Paweł Dzieżok chce być burmistrzem Kuźni Raciborskiej. Wyjawia nam swoje wizje i cele
Paweł Dzieżok, mieszkaniec Rud, ogłasza swoją kandydaturę na burmistrza Kuźni Raciborskiej, zobowiązując się do niezależnego i bezstronnego zarządzania, wolnego od wpływów partyjnych. Dołącza tym samym do Wojciecha Gdesza i Pawła Machy, tworząc trójkę kandydatów do kluczowej funkcji w gminie. - Nie podoba mi się kierunek, w jakim zmierza gmina, a jeśli coś ma się zmienić to trzeba wziąć sprawy we własne ręce - mówi. O plany kandydata KWW Jednym Głosem pyta Dawid Machecki.
- Dlaczego zdecydował się pan wystartować na burmistrza Kuźni Raciborskiej? Jak długo ta decyzja dojrzewała w panu?
- Decyzja o starcie dojrzewała we mnie od ponad roku kiedy to zdecydowaliśmy się na budowanie komitetu, a wzięła się z chęci do działania. Nie podoba mi się kierunek, w jakim zmierza gmina, a jeśli coś ma się zmienić, to trzeba wziąć sprawy we własne ręce. Nadszedł czas, aby raz na zawsze zakończyć różnice pomiędzy tym, co dzieje się „za” i przed” lasem. Jesteśmy cudowną gminą. Mamy niesamowite możliwości: zarówno strefę przemysłową w mieście, obszary turystyczne w sołectwach, kolejkę wąskotorową w Rudach, opactwo cysterskie, pływadło w Turzu, łowisko w Budziskach oraz wspaniałych mieszkańców, którzy tworzą naszą małą ojczyznę.

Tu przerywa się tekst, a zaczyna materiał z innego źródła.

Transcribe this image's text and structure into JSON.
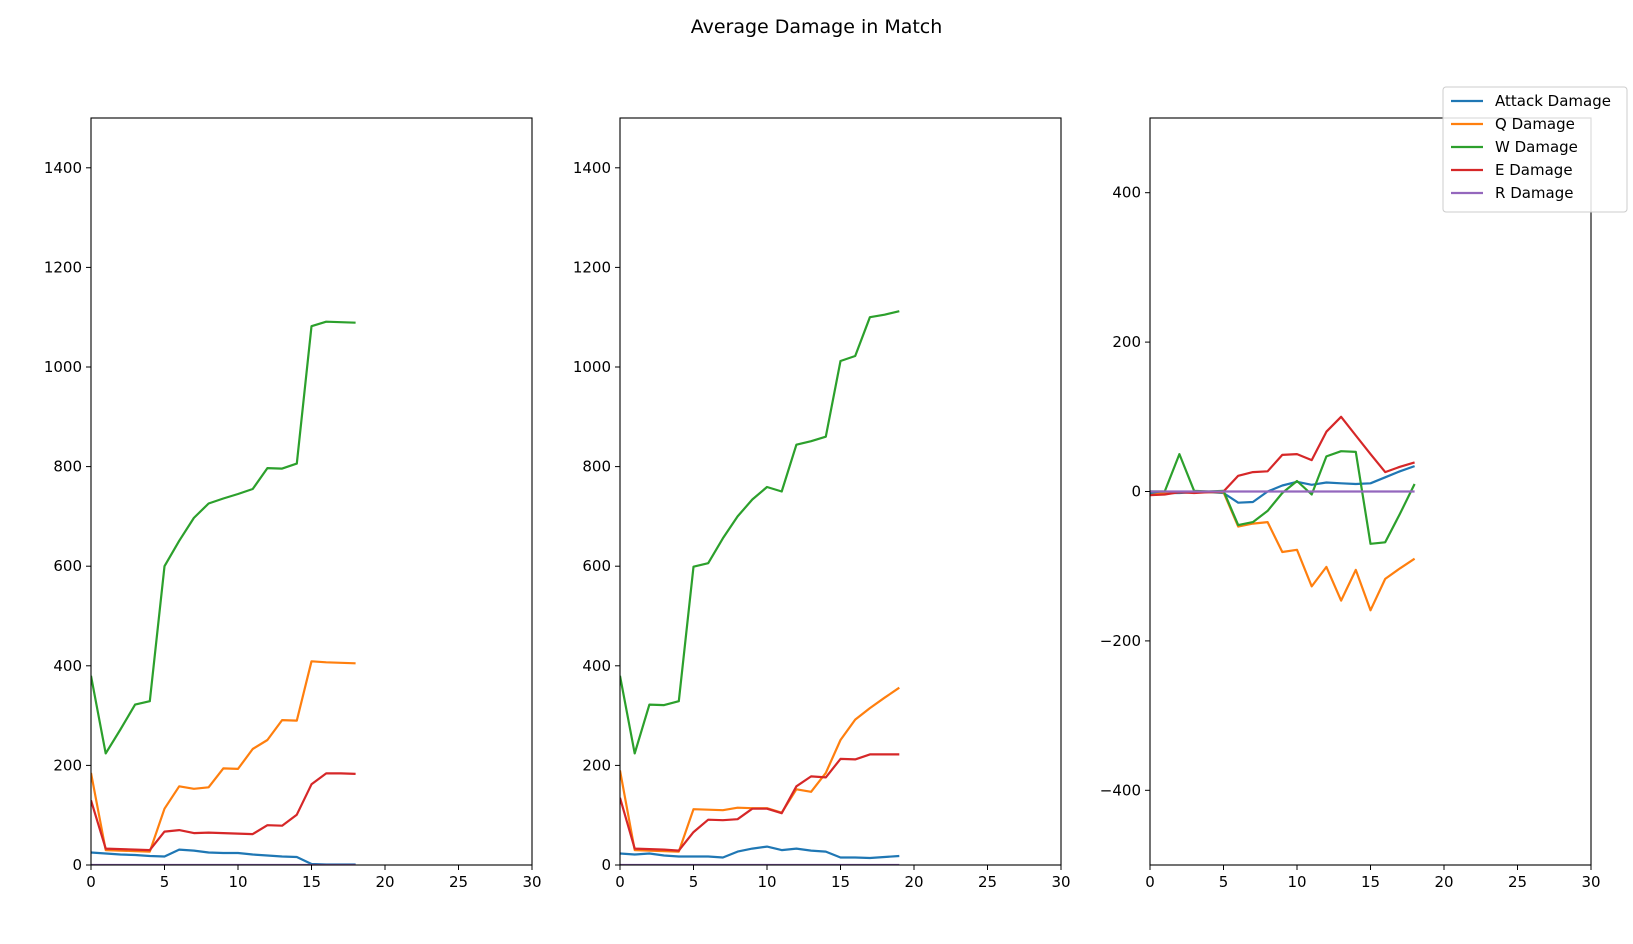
{
  "figure": {
    "title": "Average Damage in Match"
  },
  "chart_data": [
    {
      "type": "line",
      "title": "",
      "xlabel": "",
      "ylabel": "",
      "xlim": [
        0,
        30
      ],
      "ylim": [
        0,
        1500
      ],
      "xticks": [
        0,
        5,
        10,
        15,
        20,
        25,
        30
      ],
      "yticks": [
        0,
        200,
        400,
        600,
        800,
        1000,
        1200,
        1400
      ],
      "xtick_labels": [
        "0",
        "5",
        "10",
        "15",
        "20",
        "25",
        "30"
      ],
      "ytick_labels": [
        "0",
        "200",
        "400",
        "600",
        "800",
        "1000",
        "1200",
        "1400"
      ],
      "x": [
        0,
        1,
        2,
        3,
        4,
        5,
        6,
        7,
        8,
        9,
        10,
        11,
        12,
        13,
        14,
        15,
        16,
        17,
        18
      ],
      "series": [
        {
          "name": "Attack Damage",
          "color": "#1f77b4",
          "values": [
            25,
            23,
            21,
            20,
            18,
            17,
            31,
            29,
            25,
            24,
            24,
            21,
            19,
            17,
            16,
            2,
            1,
            1,
            1
          ]
        },
        {
          "name": "Q Damage",
          "color": "#ff7f0e",
          "values": [
            185,
            30,
            29,
            28,
            27,
            113,
            158,
            153,
            156,
            194,
            193,
            233,
            251,
            291,
            290,
            409,
            407,
            406,
            405
          ]
        },
        {
          "name": "W Damage",
          "color": "#2ca02c",
          "values": [
            380,
            224,
            272,
            322,
            329,
            600,
            651,
            697,
            726,
            736,
            745,
            755,
            797,
            796,
            806,
            1082,
            1091,
            1090,
            1089
          ]
        },
        {
          "name": "E Damage",
          "color": "#d62728",
          "values": [
            130,
            33,
            32,
            31,
            30,
            67,
            70,
            64,
            65,
            64,
            63,
            62,
            80,
            79,
            101,
            162,
            184,
            184,
            183
          ]
        },
        {
          "name": "R Damage",
          "color": "#9467bd",
          "values": [
            0,
            0,
            0,
            0,
            0,
            0,
            0,
            0,
            0,
            0,
            0,
            0,
            0,
            0,
            0,
            0,
            0,
            0,
            0
          ]
        }
      ]
    },
    {
      "type": "line",
      "title": "",
      "xlabel": "",
      "ylabel": "",
      "xlim": [
        0,
        30
      ],
      "ylim": [
        0,
        1500
      ],
      "xticks": [
        0,
        5,
        10,
        15,
        20,
        25,
        30
      ],
      "yticks": [
        0,
        200,
        400,
        600,
        800,
        1000,
        1200,
        1400
      ],
      "xtick_labels": [
        "0",
        "5",
        "10",
        "15",
        "20",
        "25",
        "30"
      ],
      "ytick_labels": [
        "0",
        "200",
        "400",
        "600",
        "800",
        "1000",
        "1200",
        "1400"
      ],
      "x": [
        0,
        1,
        2,
        3,
        4,
        5,
        6,
        7,
        8,
        9,
        10,
        11,
        12,
        13,
        14,
        15,
        16,
        17,
        18,
        19
      ],
      "series": [
        {
          "name": "Attack Damage",
          "color": "#1f77b4",
          "values": [
            23,
            21,
            23,
            19,
            17,
            17,
            17,
            15,
            27,
            33,
            37,
            30,
            33,
            29,
            27,
            15,
            15,
            14,
            16,
            18
          ]
        },
        {
          "name": "Q Damage",
          "color": "#ff7f0e",
          "values": [
            190,
            30,
            29,
            28,
            27,
            112,
            111,
            110,
            115,
            114,
            114,
            105,
            152,
            147,
            185,
            251,
            292,
            315,
            336,
            356
          ]
        },
        {
          "name": "W Damage",
          "color": "#2ca02c",
          "values": [
            380,
            224,
            322,
            321,
            329,
            599,
            606,
            656,
            700,
            734,
            759,
            750,
            844,
            851,
            860,
            1012,
            1022,
            1100,
            1105,
            1112
          ]
        },
        {
          "name": "E Damage",
          "color": "#d62728",
          "values": [
            135,
            33,
            32,
            31,
            29,
            66,
            91,
            90,
            92,
            113,
            113,
            104,
            158,
            178,
            176,
            213,
            212,
            222,
            222,
            222
          ]
        },
        {
          "name": "R Damage",
          "color": "#9467bd",
          "values": [
            0,
            0,
            0,
            0,
            0,
            0,
            0,
            0,
            0,
            0,
            0,
            0,
            0,
            0,
            0,
            0,
            0,
            0,
            0,
            0
          ]
        }
      ]
    },
    {
      "type": "line",
      "title": "",
      "xlabel": "",
      "ylabel": "",
      "xlim": [
        0,
        30
      ],
      "ylim": [
        -500,
        500
      ],
      "xticks": [
        0,
        5,
        10,
        15,
        20,
        25,
        30
      ],
      "yticks": [
        -400,
        -200,
        0,
        200,
        400
      ],
      "xtick_labels": [
        "0",
        "5",
        "10",
        "15",
        "20",
        "25",
        "30"
      ],
      "ytick_labels": [
        "−400",
        "−200",
        "0",
        "200",
        "400"
      ],
      "x": [
        0,
        1,
        2,
        3,
        4,
        5,
        6,
        7,
        8,
        9,
        10,
        11,
        12,
        13,
        14,
        15,
        16,
        17,
        18
      ],
      "series": [
        {
          "name": "Attack Damage",
          "color": "#1f77b4",
          "values": [
            -2,
            -2,
            -2,
            -1,
            -1,
            -2,
            -15,
            -14,
            0,
            8,
            13,
            9,
            12,
            11,
            10,
            11,
            19,
            27,
            34
          ]
        },
        {
          "name": "Q Damage",
          "color": "#ff7f0e",
          "values": [
            -5,
            -2,
            -1,
            -1,
            -1,
            -1,
            -47,
            -43,
            -41,
            -81,
            -78,
            -127,
            -101,
            -146,
            -105,
            -159,
            -117,
            -103,
            -90
          ]
        },
        {
          "name": "W Damage",
          "color": "#2ca02c",
          "values": [
            0,
            0,
            50,
            1,
            0,
            1,
            -45,
            -41,
            -26,
            -2,
            14,
            -4,
            47,
            54,
            53,
            -70,
            -68,
            -30,
            10
          ]
        },
        {
          "name": "E Damage",
          "color": "#d62728",
          "values": [
            -5,
            -4,
            -1,
            -2,
            -1,
            0,
            21,
            26,
            27,
            49,
            50,
            42,
            80,
            100,
            75,
            50,
            26,
            33,
            39
          ]
        },
        {
          "name": "R Damage",
          "color": "#9467bd",
          "values": [
            0,
            0,
            0,
            0,
            0,
            0,
            0,
            0,
            0,
            0,
            0,
            0,
            0,
            0,
            0,
            0,
            0,
            0,
            0
          ]
        }
      ]
    }
  ],
  "legend": {
    "placement": "top-right",
    "entries": [
      {
        "label": "Attack Damage",
        "color": "#1f77b4"
      },
      {
        "label": "Q Damage",
        "color": "#ff7f0e"
      },
      {
        "label": "W Damage",
        "color": "#2ca02c"
      },
      {
        "label": "E Damage",
        "color": "#d62728"
      },
      {
        "label": "R Damage",
        "color": "#9467bd"
      }
    ]
  }
}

- Jakie są pana główne motywacje do ubiegania się o to stanowisko?
- Nasza gmina potrzebuje burmistrza, który nie będzie patrzył na swój interes, który jest niezależny od jakiejkolwiek partii, który jest wolny od wszelkich wpływów. Osobę ze świeżymi pomysłami oraz energią. To właśnie oferuję wszystkim mieszkańcom naszej gminy, ale przede wszystkim koniec z obietnicami bez pokrycia.
- Jakie doświadczenie i umiejętności przynosi pan na to stanowisko?
- Zaraz po maturze wyjechałem na dwa lata do pracy za granicę, do Irlandii – tam doszlifowałem język angielski, a po ukończonych studiach związałem się z pracą dla korporacji. Właśnie te ostatnie 14 lat przekładają się na ogromne doświadczenie w sektorze nowoczesnych usług IT, jak i finansowych. Stoi za mną bagaż doświadczeń w postaci niezliczonych spotkań biznesowych, które prowadziłem. Koordynowałem także pracę przy kilkunastu projektach sprzedażowo-obsługowych. Dodatkowo mam szeroką wiedzę z zakresu księgowości, a hobbystycznie inwestuję na polskiej giełdzie, rozwijając swoje zainteresowania w sferze finansowej.
Przez lata pracy nauczyłem się, że za ważnymi, wartościowymi sprawami trzeba się „nachodzić”, być wytrwałym. Należy także jednoczyć wokół siebie ludzi, aby wspólnie móc zdziałać więcej i odważniej. Jestem przekonany, że zdobyte doświadczenie pozwoli mi na spełnienie oczekiwań mieszkańców.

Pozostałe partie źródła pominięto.